The crate graph enforces the "surfaces talk to daemon" contract at compile time:

```text
rmux (binary) ─── rmux-client ─── rmux-ipc ─── rmux-proto ─── rmux-types
     │                                                │
     └── rmux-server ─── rmux-core                   └── rmux-os
              └── rmux-pty

rmux-sdk ──────── rmux-ipc ──── rmux-proto
     │
     └── ratatui-rmux
```

Key boundary: `rmux-sdk` must **not** depend on `rmux-client`, `rmux-core`, `rmux-server`, or `rmux-pty` as normal dependencies. The SDK is a peer of the client crate, not a layer above it. This means third-party code using `rmux-sdk` gets only the public typed protocol, never internals.

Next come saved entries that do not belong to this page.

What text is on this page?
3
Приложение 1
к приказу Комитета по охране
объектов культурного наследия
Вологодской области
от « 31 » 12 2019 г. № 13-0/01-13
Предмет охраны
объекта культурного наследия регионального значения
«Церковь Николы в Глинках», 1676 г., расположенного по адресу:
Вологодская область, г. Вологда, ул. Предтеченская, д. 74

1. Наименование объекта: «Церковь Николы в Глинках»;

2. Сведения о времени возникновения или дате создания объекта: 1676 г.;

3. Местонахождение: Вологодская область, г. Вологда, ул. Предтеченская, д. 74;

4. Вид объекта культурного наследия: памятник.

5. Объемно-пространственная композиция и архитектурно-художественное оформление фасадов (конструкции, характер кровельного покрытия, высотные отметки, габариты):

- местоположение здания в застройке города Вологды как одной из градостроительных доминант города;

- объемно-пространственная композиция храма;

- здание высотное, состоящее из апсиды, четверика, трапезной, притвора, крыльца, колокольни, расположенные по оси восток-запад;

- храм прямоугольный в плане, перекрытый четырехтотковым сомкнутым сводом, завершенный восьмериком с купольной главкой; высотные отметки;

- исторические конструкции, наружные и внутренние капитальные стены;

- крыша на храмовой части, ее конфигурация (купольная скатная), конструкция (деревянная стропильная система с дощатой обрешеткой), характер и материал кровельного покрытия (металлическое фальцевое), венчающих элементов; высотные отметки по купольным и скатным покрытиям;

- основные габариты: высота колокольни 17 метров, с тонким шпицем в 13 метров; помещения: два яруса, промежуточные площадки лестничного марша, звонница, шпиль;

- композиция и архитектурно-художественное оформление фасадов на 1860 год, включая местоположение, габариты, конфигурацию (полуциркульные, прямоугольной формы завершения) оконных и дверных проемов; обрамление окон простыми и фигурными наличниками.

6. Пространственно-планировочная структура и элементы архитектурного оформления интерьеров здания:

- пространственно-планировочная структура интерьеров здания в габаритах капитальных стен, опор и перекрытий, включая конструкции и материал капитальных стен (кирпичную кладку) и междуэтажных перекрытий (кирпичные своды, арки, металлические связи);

Sources: [crates/rmux-sdk/src/lib.rs:1-25](), [Cargo.toml:26-48]()

---

## Failure Modes

| Failure | Observable symptom | Root cause |
|---|---|---|
| Daemon won't start | `failed to launch hidden rmux daemon '...': ...` | Binary path resolution failed, or spawn syscall failed |
| Socket never appears | `timed out after 5s waiting for rmux server socket '...'` | Daemon crashed immediately after spawn (check stderr if possible) |
| Stale socket (daemon died) | `AutoStartError::Client(Io(...))` on connect | Previous daemon left socket file; auto-start cleans it before spawning |
| Two daemons on Unix | Impossible | flock on startup lock file serializes all launchers |
| Two daemons on Windows | `AddrInUse` with helpful message | Named mutex + pipe-responds probe detects live incumbent |
| Wrong session visible | Client connected to wrong endpoint | `-L`/`-S`/`$RMUX` mismatch; endpoint resolution is deterministic but caller-controlled |

Sources: [crates/rmux-client/src/auto_start.rs:215-270](), [crates/rmux-server/src/daemon.rs:215-260]()

---

## What Would Break If the Design Changed

- **Multiple daemons per user:** Session state would be silently partitioned. CLI commands and SDK calls would see different sessions depending on which daemon they happened to connect to.
- **Daemon embedded in the CLI binary:** The re-exec path in `src/main.rs` already achieves zero-install daemon startup. Splitting into a separate binary would require users to install two artifacts and keep versions in sync.
- **State in the client:** Clients are intentionally stateless so they can crash or be killed without losing session state. Moving state to the client would couple session lifetime to client process lifetime — the original problem RMUX solves.
- **Changing `INTERNAL_DAEMON_FLAG`:** Both `src/main.rs` and `crates/rmux-client/src/auto_start.rs` share the constant. If they diverged, auto-start would spawn daemons that immediately returned to CLI mode, producing a spin-and-timeout failure on every first command.

The daemon architecture is the load-bearing invariant: `crates/rmux-server/src/daemon.rs` owns the `ServerDaemon` and `ServerHandle` types that make the single-socket, single-state contract possible, and `crates/rmux-client/src/auto_start.rs` ensures clients never need to know whether they are the first caller or the thousandth.